Which leads to a few thoughts.  First, Nickels is making a risky promise, since it’s pretty hard for a city—with its relatively limited range of policy tools—to get people to use less gasoline and diesel fuel.  The city government can ramp up the efficiency of its own vehicle fleet, including buses.  But that only goes so far; the large majority of the transportation fuel in the city is consumed by private vehicles. 

And while the city can take lots of steps to foster more compact, transit- and pedestrian-friendly neighborhoods—which are generally far more fuel efficient than sparsely populated suburbs—it’s probably going to have to attract lots of new residents to do so.  (You can’t create a dense neighborhood without adding people.)  But that puts the city in a bind: adding new residents could add to the city’s emissions tally, even as creating compact neighborhoods reduces it.  So in terms of total (not per capita) emissions, the city could wind up running faster and faster to stay in one place—kind of like the Red Queen in Alice and Wonderland.

  • The city is making its goals all the more difficult to reach, given its support for some major road projects (replacement of the Viaduct with a tunnel, plus widening the SR-520 bridge across Lake Washington).  If the transportation planners are correct, bigger roads will generate more car trips (that’s what they’re for, after all).  Increased traffic capacity comes with benefits as well as costs, of course; but one of the costs is to make it a lot harder to meet Mayor Nickels’s emissions goals.

    Of course, there are some things that the city can do to encourage people to drive less.  But most of them have to do with making it more expensive to drive—tolling roadways in the city, taxing parking, and the like.  Those are reasonable policy options—there are cities in the world that do those sorts of things.  But they’ll be tough to pass in what is, to a large extent, still a car-oriented metropolic.
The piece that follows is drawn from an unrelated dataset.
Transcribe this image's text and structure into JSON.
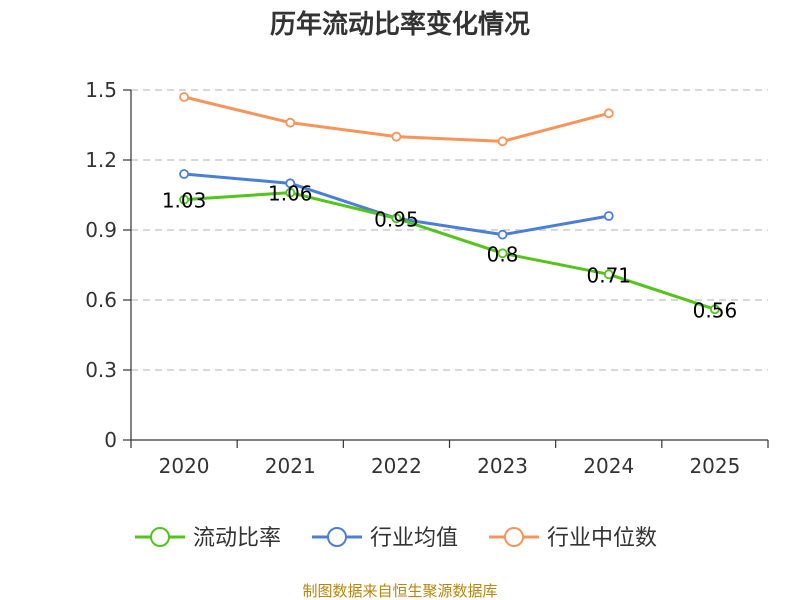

    My second big thought here is that—perhaps—Seattle shouldn’t focus on reducing climate-warming emissions from within the city itself.  This isn’t necessarily an obvious point, and there may be no easy way to make this happen in practice.  But there could be easier, and more cost effective, means to reduce such emissions outside the city than inside it.  For example, Seattle city light could work with other utilities in the region to help them become climate neutral.  That could make a big difference to the region’s net climate impact—but it’s not the same thing as reducing Seattle’s own emissions, which is apparently the bar that the mayor has set for the city.

    The mayor’s set the city a big task, and I applaud him for it.  But it’s going to be tough going—it’ll require a lot of creativity, and perhaps some creative accounting, to get the job done.